The agent gets the exact answer it needs. It uses four tokens instead of 8,000. And its mental whiteboard remains perfectly clean.

This sandbox approach changes everything. For agents that run for weeks, they can use their file system to save their own state. If an agent realizes its context window is hitting 80% capacity, it can proactively write a summary of its progress to a text file. When that specific instance of the agent hits its limit and dies, the next agent in the relay simply reads the summary file and picks up exactly where the last one left off. It’s an approach that has been popularized by Anthropic in Claude.

Mental housekeeping: Compaction and summarization

Developers are inherently lazy. When we use AI coding assistants, we rarely start fresh, clean chat threads. We just keep iterating in the same window.

For an agent, this is fatal. If you asked an agent to read five files 20 minutes ago, those files - and the long tool-call outputs associated with them - are still sitting in its context window, silently degrading its ability to reason about your current request, costing users time and money..

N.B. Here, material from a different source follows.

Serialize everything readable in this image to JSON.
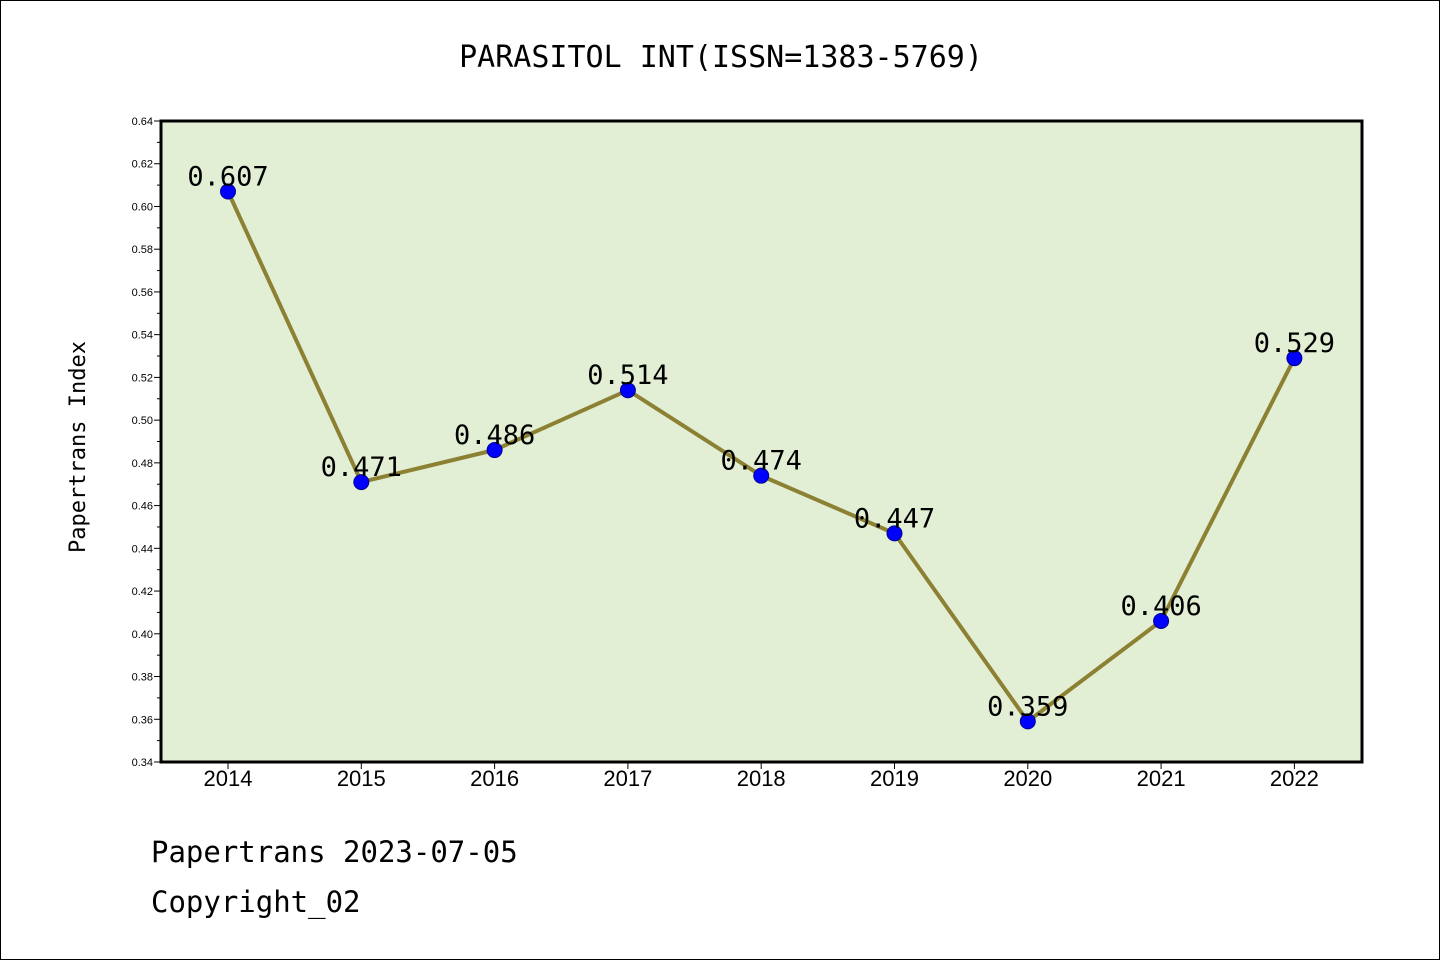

To keep agents running indefinitely, the harness must perform mental housekeeping. We do this through compaction and summarization.

Compaction is the act of automatically trimming the fat. Every few turns, the harness quietly reaches into the agent's context and deletes old, bulky tool responses, replacing them with a tiny note that says: "If you need this result again, it is saved in [File X]."

Notice how the context length drops sharply during regular “compaction” phases, and resets entirely during a “summarization”.

When compaction isn't enough and the context window inevitably fills up, we trigger summarization. The harness pauses the agent, hands its entire messy context to a secondary, cheaper model, and says something like: "Summarize what has been done and what needs to happen next." The harness then wipes the main agent’s memory entirely, inserts only that brief summary, and lets it start fresh.

Defending the context layer with subagents

A good manager doesn't get bogged down in the weeds of a menial task; they delegate it. Deep agents should do the same.

When a long-running agent encounters a massive, complex sub-task - like running an exploration algorithm or testing a new piece of code - it shouldn't do that work in its main reasoning loop. That will cause massive context rot.

Instead, the harness should allow the main agent to spawn a temporary copy of itself.

The main agent writes a specific prompt for this "subagent," spins it up in an isolated environment, and waits. The subagent does the heavy lifting, burns through thousands of tokens, finds the answer, returns only the final result to the main agent, and then terminates.

This is how you defend the primary context layer. You keep the main agent's mind clear, focused solely on high-level orchestration, while disposable subagents take the cognitive hit of the dirty work.

Build less, understand more

Recently, I was talking to a developer who worked on Manus AI (an autonomous system recently acquired by Meta). He summarized the future of this space perfectly: "Build less, understand more".

For a long time, the instinct in AI engineering has been to micromanage the models. We write labyrinthine, 5,000-word system prompts outlining every possible edge case, hoping to control the agent's behavior.

But long-running autonomy doesn't come from a perfectly engineered prompt. It comes from the harness.

If you want an agent that can work for 30 days straight, stop trying to shove the entire world into its context window. Give it a file system. Give it a terminal. Give it the ability to delegate to subagents, summarize its own thoughts, and offload its memory to a sandbox.

If you give an AI the right environment, you won't need 10 million tokens for it to change the world.